El reloj de la iglesia anunció los tres cuartos. Ella se levantó, miró la esfera y echóse a reír, diciendo: "¡Oh, qué inquieto estará!"; y andando rápidamente, se ausentó del jardín.
No habría dado seis pasos en la plaza, cuando de pronto se encontró delante de un caballero que la saludó profundamente.
-¡Toma! ¿Es usted, barón? -dijo, sorprendida. Acababa precisamente de pensar en él.
-Yo mismo, señora.
Se informó de su salud; y después de unas cuantas frases vagas, añadió:
-Sepa usted que es la única —¿permite usted que diga la única de mis amigas, no es verdad?— que aún no ha visitado mis colecciones japonesas.

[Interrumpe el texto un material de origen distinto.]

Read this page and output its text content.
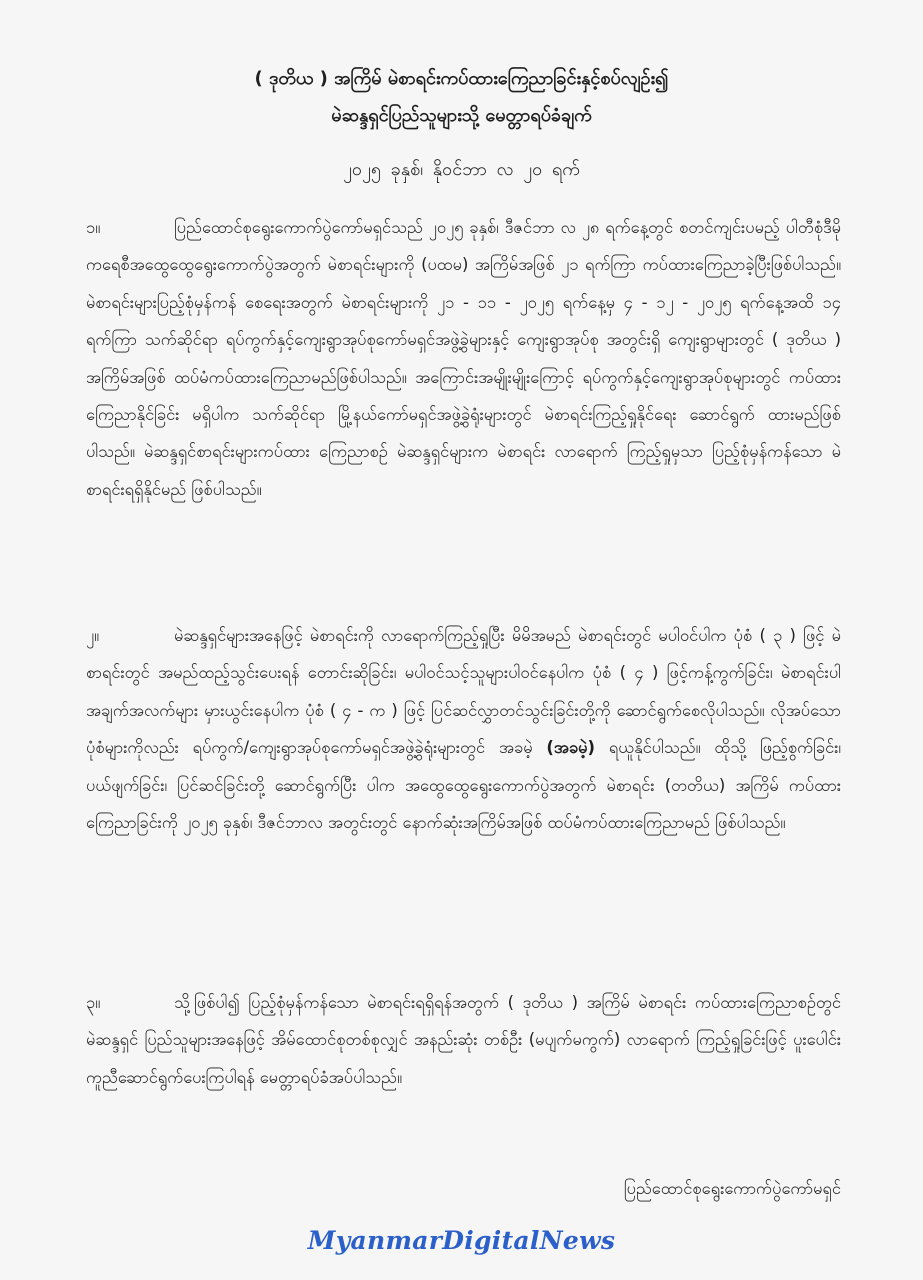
( ဒုတိယ ) အကြိမ် မဲစာရင်းကပ်ထားကြေညာခြင်းနှင့်စပ်လျဉ်း၍
မဲဆန္ဒရှင်ပြည်သူများသို့ မေတ္တာရပ်ခံချက်
၂၀၂၅ ခုနှစ်၊ နိုဝင်ဘာ လ ၂၀ ရက်
၁။	ပြည်ထောင်စုရွေးကောက်ပွဲကော်မရှင်သည် ၂၀၂၅ ခုနှစ်၊ ဒီဇင်ဘာ လ ၂၈ ရက်နေ့တွင် စတင်ကျင်းပမည့် ပါတီစုံဒီမိုကရေစီအထွေထွေရွေးကောက်ပွဲအတွက် မဲစာရင်းများကို (ပထမ) အကြိမ်အဖြစ် ၂၁ ရက်ကြာ ကပ်ထားကြေညာခဲ့ပြီးဖြစ်ပါသည်။ မဲစာရင်းများပြည့်စုံမှန်ကန် စေရေးအတွက် မဲစာရင်းများကို ၂၁ - ၁၁ - ၂၀၂၅ ရက်နေ့မှ ၄ - ၁၂ - ၂၀၂၅ ရက်နေ့အထိ ၁၄ ရက်ကြာ သက်ဆိုင်ရာ ရပ်ကွက်နှင့်ကျေးရွာအုပ်စုကော်မရှင်အဖွဲ့ခွဲများနှင့် ကျေးရွာအုပ်စု အတွင်းရှိ ကျေးရွာများတွင် ( ဒုတိယ ) အကြိမ်အဖြစ် ထပ်မံကပ်ထားကြေညာမည်ဖြစ်ပါသည်။ အကြောင်းအမျိုးမျိုးကြောင့် ရပ်ကွက်နှင့်ကျေးရွာအုပ်စုများတွင် ကပ်ထားကြေညာနိုင်ခြင်း မရှိပါက သက်ဆိုင်ရာ မြို့နယ်ကော်မရှင်အဖွဲ့ခွဲရုံးများတွင် မဲစာရင်းကြည့်ရှုနိုင်ရေး ဆောင်ရွက် ထားမည်ဖြစ်ပါသည်။ မဲဆန္ဒရှင်စာရင်းများကပ်ထား ကြေညာစဉ် မဲဆန္ဒရှင်များက မဲစာရင်း လာရောက် ကြည့်ရှုမှသာ ပြည့်စုံမှန်ကန်သော မဲစာရင်းရရှိနိုင်မည် ဖြစ်ပါသည်။
၂။	မဲဆန္ဒရှင်များအနေဖြင့် မဲစာရင်းကို လာရောက်ကြည့်ရှုပြီး မိမိအမည် မဲစာရင်းတွင် မပါဝင်ပါက ပုံစံ ( ၃ ) ဖြင့် မဲစာရင်းတွင် အမည်ထည့်သွင်းပေးရန် တောင်းဆိုခြင်း၊ မပါဝင်သင့်သူများပါဝင်နေပါက ပုံစံ ( ၄ ) ဖြင့်ကန့်ကွက်ခြင်း၊ မဲစာရင်းပါ အချက်အလက်များ မှားယွင်းနေပါက ပုံစံ ( ၄ - က ) ဖြင့် ပြင်ဆင်လွှာတင်သွင်းခြင်းတို့ကို ဆောင်ရွက်စေလိုပါသည်။ လိုအပ်သောပုံစံများကိုလည်း ရပ်ကွက်/ကျေးရွာအုပ်စုကော်မရှင်အဖွဲ့ခွဲရုံးများတွင် အခမဲ့ (အခမဲ့) ရယူနိုင်ပါသည်။ ထိုသို့ ဖြည့်စွက်ခြင်း၊ ပယ်ဖျက်ခြင်း၊ ပြင်ဆင်ခြင်းတို့ ဆောင်ရွက်ပြီး ပါက အထွေထွေရွေးကောက်ပွဲအတွက် မဲစာရင်း (တတိယ) အကြိမ် ကပ်ထားကြေညာခြင်းကို ၂၀၂၅ ခုနှစ်၊ ဒီဇင်ဘာလ အတွင်းတွင် နောက်ဆုံးအကြိမ်အဖြစ် ထပ်မံကပ်ထားကြေညာမည် ဖြစ်ပါသည်။
၃။	သို့ဖြစ်ပါ၍ ပြည့်စုံမှန်ကန်သော မဲစာရင်းရရှိရန်အတွက် ( ဒုတိယ ) အကြိမ် မဲစာရင်း ကပ်ထားကြေညာစဉ်တွင် မဲဆန္ဒရှင် ပြည်သူများအနေဖြင့် အိမ်ထောင်စုတစ်စုလျှင် အနည်းဆုံး တစ်ဦး (မပျက်မကွက်) လာရောက် ကြည့်ရှုခြင်းဖြင့် ပူးပေါင်းကူညီဆောင်ရွက်ပေးကြပါရန် မေတ္တာရပ်ခံအပ်ပါသည်။
ပြည်ထောင်စုရွေးကောက်ပွဲကော်မရှင်
MyanmarDigitalNews
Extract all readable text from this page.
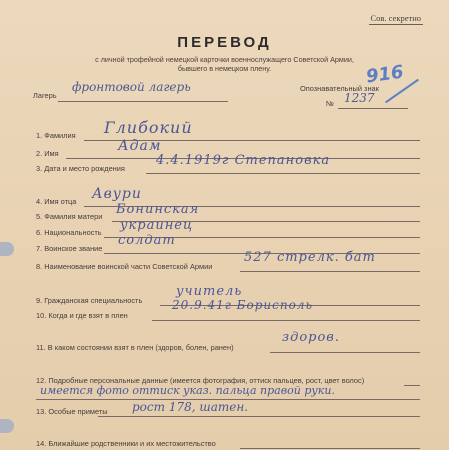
Сов. секретно
ПЕРЕВОД
с личной трофейной немецкой карточки военнослужащего Советской Армии,
бывшего в немецком плену.
Лагерь
фронтовой лагерь	Опознавательный знак
№ 1237
916
1. Фамилия Глибокий
2. Имя	Адам
3. Дата и место рождения
4.4.1919г Степановка
4. Имя отца Авури
5. Фамилия матери Бонинская
6. Национальность украинец
7. Воинское звание
солдат
8. Наименование воинской части Советской Армии
527 стрелк. бат
9. Гражданская специальность
учитель
10. Когда и где взят в плен
20.9.41г Борисполь
11. В каком состоянии взят в плен (здоров, болен, ранен)
здоров.
12. Подробные персональные данные (имеется фотография, оттиск пальцев, рост, цвет волос)
имеется фото оттиск указ. пальца правой руки.
13. Особые приметы рост 178, шатен.
14. Ближайшие родственники и их местожительство
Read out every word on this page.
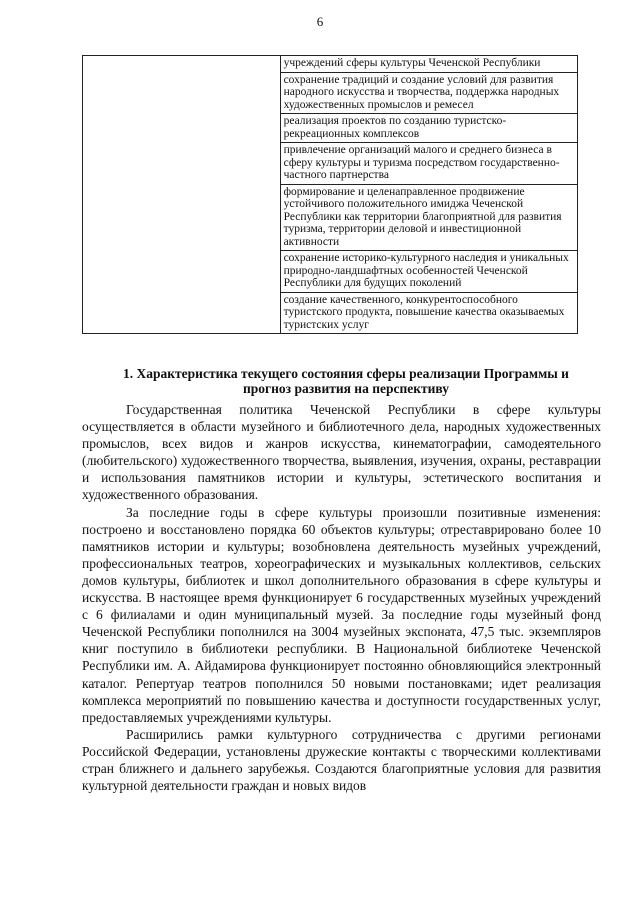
6
	учреждений сферы культуры Чеченской Республики
сохранение традиций и создание условий для развития народного искусства и творчества, поддержка народных художественных промыслов и ремесел
реализация проектов по созданию туристско-рекреационных комплексов
привлечение организаций малого и среднего бизнеса в сферу культуры и туризма посредством государственно-частного партнерства
формирование и целенаправленное продвижение устойчивого положительного имиджа Чеченской Республики как территории благоприятной для развития туризма, территории деловой и инвестиционной активности
сохранение историко-культурного наследия и уникальных природно-ландшафтных особенностей Чеченской Республики для будущих поколений
создание качественного, конкурентоспособного туристского продукта, повышение качества оказываемых туристских услуг
1. Характеристика текущего состояния сферы реализации Программы и прогноз развития на перспективу

Государственная политика Чеченской Республики в сфере культуры осуществляется в области музейного и библиотечного дела, народных художественных промыслов, всех видов и жанров искусства, кинематографии, самодеятельного (любительского) художественного творчества, выявления, изучения, охраны, реставрации и использования памятников истории и культуры, эстетического воспитания и художественного образования.

За последние годы в сфере культуры произошли позитивные изменения: построено и восстановлено порядка 60 объектов культуры; отреставрировано более 10 памятников истории и культуры; возобновлена деятельность музейных учреждений, профессиональных театров, хореографических и музыкальных коллективов, сельских домов культуры, библиотек и школ дополнительного образования в сфере культуры и искусства. В настоящее время функционирует 6 государственных музейных учреждений с 6 филиалами и один муниципальный музей. За последние годы музейный фонд Чеченской Республики пополнился на 3004 музейных экспоната, 47,5 тыс. экземпляров книг поступило в библиотеки республики. В Национальной библиотеке Чеченской Республики им. А. Айдамирова функционирует постоянно обновляющийся электронный каталог. Репертуар театров пополнился 50 новыми постановками; идет реализация комплекса мероприятий по повышению качества и доступности государственных услуг, предоставляемых учреждениями культуры.

Расширились рамки культурного сотрудничества с другими регионами Российской Федерации, установлены дружеские контакты с творческими коллективами стран ближнего и дальнего зарубежья. Создаются благоприятные условия для развития культурной деятельности граждан и новых видов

-Pero, querido barón, una mujer no puede ir así como así a casa de un hombre soltero.
-¿Cómo? ¿Cómo? ¡Eso es un error, cuando se trata de conocer una colección raraf
-De todos modos, no puede ir sola.
-¿Y por qué no? He recibido muchas visitas de mujeres solas para ver mi galería. A diario las recibo.
¿Quiere usted que se las nombre?... Pero no, no lo haré. Se ha de ser discreto hasta cuando no hay culpa. En principio, no es inconveniente entrar en casa de un hombre serio, conocido, que ocupa cierta posición, sino cuando se va por una causa inconfesable.
-En el fondo, es bastante justo lo que está usted diciendo.
-Siendo así, ¿irá usted a ver mi colección?
-¿Cuándo?
-Ahora mismo.
-Imposible; llevo prisa.
-¡Vamos, señora! Ha estado usted sentada en el jardín treinta minutos.
-¿Me espiaba usted?
-La miraba.
-De veras, tengo contados los instantes.
-Estoy seguro de lo contrario. Confiese usted que no lleva prisa.
La señora de Haggan se echó a reír, y confesó:
-No..., no..., no mucha.
Un coche pasaba rozándolos. El baroncito gritó: "¡Cochero!" y el carruaje se detuvo. Abriendo la
portezuela, añadió el barón:
-Suba usted, señora.
-¡Pero, barón!... No, de ninguna manera; esto es imposible.
-¡Señora, lo que hace usted es imprudente! ¡Suba! Los transeúntes comienzan a mirarnos, va usted a hacer que se forme un grupo; creerán que la rapto a usted, y nos detendrán a los dos. ¡Suba, se lo ruego!
Ella subió, asustada, aturdida. Él tomó asiento a su lado, diciendo al cochero:
-Calle de Provenza.
Pero, de pronto, ella exclamó:
-¡Oh, Dios mío! Olvidaba un telegrama muy urgente. ¿Quiere usted llevarme antes que todo a la oficina telegráfica más próxima?
El coche se detuvo un poco más allá, en la calle de Cháteaudun, y la señora de Haggan dijo al barón:
-¿Puede usted comprarme una tarjeta de cincuenta céntimos? He prometido a mi esposo invitar a Martelet a comer con nosotros, y lo había olvidado completamente.
Y cuando volvió el barón llevando el azulado papel en la mano, ella escribió a toda prisa con lápiz:
Querido amigo: Estoy bastante indispuesta; tengo una neuralgia atroz que no me permite levantarme.
Venga usted a comer mañana para que yo pueda alcanzar mi perdón. JUANA
Humedeció la goma, cerró con cuidado el sobre, puso la dirección: "Vizconde de Martelet, calle de Miromesnil, 240", y en seguida, devolviendo el pliego al barón, le dijo:
-Ahora, ¿quiere usted tener la bondad de echar esto en el buzón de telegramas?